The Codec Language Model-based Zero-Shot Spontaneous Style TTS System for CoVoC Challenge 2024
Shuoyi Zhou, Yixuan Zhou, Weiqin Li, Jun Chen, Runchuan Ye, Weihao Wu, Zijian Lin, Shun Lei, Zhiyong Wu
TL;DR
This work presents a zero-shot spontaneous style TTS system for CoVoC 2024, built on a LLaMA-based codec language model with a delay-pattern autoregressive framework and augmented by Classifier-Free Guidance to boost intelligibility. The model leverages MT5-based text embeddings, HuBERT+K-means semantic tokens, and DAC-based acoustic tokens, trained in staged pretraining on large corpora and fine-tuned on high-quality spontaneous data (HQ-Conversations) plus premium WenetSpeech4TTS. Data preprocessing removes noise and overlaps, while CFG during inference blends conditional and unconditional signals to improve synthesis quality. In CoVoC constrained track evaluations, the approach achieves state-of-the-art naturalness MOS ($3.80$), strong quality and speaker similarity, and solid robustness, demonstrating effective zero-shot spontaneous-style voice cloning in practical conversational scenarios.
Abstract
This paper describes the zero-shot spontaneous style TTS system for the ISCSLP 2024 Conversational Voice Clone Challenge (CoVoC). We propose a LLaMA-based codec language model with a delay pattern to achieve spontaneous style voice cloning. To improve speech intelligibility, we introduce the Classifier-Free Guidance (CFG) strategy in the language model to strengthen conditional guidance on token prediction.

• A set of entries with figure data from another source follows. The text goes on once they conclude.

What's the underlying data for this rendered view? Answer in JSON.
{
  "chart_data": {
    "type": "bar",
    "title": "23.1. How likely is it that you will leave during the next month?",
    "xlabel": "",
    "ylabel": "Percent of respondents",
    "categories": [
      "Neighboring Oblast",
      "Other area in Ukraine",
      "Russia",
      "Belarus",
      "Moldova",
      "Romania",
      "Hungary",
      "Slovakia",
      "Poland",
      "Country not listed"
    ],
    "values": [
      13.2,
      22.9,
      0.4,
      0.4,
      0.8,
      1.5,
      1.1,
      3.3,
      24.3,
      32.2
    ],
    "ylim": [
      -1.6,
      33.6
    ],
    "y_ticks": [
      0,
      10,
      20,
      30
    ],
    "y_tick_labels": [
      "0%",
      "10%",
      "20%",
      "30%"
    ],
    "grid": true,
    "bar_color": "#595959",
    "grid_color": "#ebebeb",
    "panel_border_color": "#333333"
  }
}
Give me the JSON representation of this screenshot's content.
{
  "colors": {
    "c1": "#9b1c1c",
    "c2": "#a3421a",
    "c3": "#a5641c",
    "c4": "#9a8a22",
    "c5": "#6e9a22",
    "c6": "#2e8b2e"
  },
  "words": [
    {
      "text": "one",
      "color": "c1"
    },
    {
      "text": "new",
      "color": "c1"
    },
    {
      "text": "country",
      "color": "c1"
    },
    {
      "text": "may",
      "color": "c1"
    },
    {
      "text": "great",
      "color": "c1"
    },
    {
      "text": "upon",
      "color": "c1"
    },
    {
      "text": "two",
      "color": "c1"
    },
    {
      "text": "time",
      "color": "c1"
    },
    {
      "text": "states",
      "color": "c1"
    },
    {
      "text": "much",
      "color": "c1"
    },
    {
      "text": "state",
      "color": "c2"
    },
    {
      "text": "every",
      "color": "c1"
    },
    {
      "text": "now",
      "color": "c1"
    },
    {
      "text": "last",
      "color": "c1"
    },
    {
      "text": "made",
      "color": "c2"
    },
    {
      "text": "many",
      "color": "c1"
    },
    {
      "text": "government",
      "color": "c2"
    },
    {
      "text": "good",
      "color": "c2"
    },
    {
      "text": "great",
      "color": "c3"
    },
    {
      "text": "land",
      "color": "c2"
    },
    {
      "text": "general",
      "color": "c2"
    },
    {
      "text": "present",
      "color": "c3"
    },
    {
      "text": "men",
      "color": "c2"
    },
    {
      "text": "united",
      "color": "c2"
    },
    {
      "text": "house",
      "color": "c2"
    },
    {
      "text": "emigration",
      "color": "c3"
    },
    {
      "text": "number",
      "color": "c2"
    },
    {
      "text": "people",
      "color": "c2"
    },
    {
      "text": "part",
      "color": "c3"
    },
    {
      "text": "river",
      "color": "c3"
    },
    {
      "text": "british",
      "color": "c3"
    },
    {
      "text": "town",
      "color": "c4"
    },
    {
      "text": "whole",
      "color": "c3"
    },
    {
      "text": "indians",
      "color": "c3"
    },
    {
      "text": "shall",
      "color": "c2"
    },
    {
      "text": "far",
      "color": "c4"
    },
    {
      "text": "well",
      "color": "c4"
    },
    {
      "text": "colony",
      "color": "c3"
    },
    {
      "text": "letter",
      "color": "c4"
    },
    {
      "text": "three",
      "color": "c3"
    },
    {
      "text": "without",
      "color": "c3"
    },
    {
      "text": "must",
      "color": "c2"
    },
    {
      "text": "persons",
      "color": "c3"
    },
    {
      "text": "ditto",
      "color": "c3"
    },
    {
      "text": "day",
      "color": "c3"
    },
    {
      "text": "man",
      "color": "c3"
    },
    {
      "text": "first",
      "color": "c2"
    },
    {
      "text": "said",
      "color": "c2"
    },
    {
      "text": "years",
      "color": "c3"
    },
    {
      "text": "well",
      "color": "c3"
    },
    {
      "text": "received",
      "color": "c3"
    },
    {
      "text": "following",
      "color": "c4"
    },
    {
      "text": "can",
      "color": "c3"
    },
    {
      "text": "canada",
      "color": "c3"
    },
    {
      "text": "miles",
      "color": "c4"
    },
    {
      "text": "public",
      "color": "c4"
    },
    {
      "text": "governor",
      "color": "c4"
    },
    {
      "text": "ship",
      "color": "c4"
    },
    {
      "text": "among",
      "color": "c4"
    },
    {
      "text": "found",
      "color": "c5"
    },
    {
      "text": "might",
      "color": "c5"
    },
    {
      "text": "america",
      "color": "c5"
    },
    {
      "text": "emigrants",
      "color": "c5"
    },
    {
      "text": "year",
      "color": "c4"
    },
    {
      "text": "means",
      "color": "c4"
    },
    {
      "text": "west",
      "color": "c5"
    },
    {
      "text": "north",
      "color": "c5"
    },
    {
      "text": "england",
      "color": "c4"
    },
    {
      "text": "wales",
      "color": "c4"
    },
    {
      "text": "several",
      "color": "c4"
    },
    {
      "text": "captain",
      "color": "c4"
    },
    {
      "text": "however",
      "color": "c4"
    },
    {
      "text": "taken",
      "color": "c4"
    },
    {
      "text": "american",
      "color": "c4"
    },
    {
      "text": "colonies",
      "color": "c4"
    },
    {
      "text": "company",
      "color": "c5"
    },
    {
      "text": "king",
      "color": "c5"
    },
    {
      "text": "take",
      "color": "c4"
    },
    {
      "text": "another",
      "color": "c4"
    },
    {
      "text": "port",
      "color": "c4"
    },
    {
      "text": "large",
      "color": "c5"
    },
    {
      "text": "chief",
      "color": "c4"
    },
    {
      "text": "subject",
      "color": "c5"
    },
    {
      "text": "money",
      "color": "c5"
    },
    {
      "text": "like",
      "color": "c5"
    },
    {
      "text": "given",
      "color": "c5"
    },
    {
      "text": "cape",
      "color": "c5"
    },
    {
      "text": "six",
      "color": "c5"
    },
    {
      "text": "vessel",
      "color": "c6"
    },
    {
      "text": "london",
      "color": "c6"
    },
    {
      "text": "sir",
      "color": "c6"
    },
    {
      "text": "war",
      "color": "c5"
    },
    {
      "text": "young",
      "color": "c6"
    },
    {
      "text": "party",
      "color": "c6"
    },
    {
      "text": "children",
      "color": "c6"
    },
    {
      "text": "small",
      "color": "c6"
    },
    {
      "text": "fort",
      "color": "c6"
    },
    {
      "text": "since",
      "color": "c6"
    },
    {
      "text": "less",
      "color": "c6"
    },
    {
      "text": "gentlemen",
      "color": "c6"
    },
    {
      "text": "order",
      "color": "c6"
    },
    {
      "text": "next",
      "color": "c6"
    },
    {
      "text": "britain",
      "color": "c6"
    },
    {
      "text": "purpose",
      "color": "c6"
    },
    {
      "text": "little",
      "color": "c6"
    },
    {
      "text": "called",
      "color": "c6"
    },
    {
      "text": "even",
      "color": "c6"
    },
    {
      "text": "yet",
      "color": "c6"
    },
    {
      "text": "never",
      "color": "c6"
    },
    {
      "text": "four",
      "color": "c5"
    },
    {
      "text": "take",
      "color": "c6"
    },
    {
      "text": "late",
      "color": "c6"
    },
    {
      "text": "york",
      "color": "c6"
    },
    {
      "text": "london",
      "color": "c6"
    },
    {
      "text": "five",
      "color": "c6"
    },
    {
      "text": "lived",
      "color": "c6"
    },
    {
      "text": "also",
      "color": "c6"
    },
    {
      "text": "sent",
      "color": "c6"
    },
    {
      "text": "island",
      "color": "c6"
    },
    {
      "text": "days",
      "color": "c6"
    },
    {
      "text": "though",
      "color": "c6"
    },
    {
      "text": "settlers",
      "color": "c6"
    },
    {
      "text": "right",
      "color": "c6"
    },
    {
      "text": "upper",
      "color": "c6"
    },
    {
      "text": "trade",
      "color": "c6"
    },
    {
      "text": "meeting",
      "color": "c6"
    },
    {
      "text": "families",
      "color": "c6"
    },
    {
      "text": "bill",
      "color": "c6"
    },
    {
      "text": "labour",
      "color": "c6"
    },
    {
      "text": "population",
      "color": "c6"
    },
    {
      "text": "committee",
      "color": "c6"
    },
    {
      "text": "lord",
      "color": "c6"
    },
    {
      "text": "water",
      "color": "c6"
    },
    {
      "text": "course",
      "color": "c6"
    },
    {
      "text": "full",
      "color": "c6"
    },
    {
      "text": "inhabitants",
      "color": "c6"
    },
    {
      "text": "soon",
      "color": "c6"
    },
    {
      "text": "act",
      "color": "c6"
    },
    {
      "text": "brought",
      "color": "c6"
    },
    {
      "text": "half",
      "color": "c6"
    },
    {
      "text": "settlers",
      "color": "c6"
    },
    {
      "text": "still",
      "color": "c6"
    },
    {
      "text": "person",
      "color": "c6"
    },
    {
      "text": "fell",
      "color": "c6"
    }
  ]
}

To generate high-quality utterances, we adopt effective data preprocessing operations and fine-tune our model with selected high-quality spontaneous speech data. The official evaluations in the CoVoC constrained track show that our system achieves the best speech naturalness MOS of 3.80 and obtains considerable speech quality and speaker similarity results.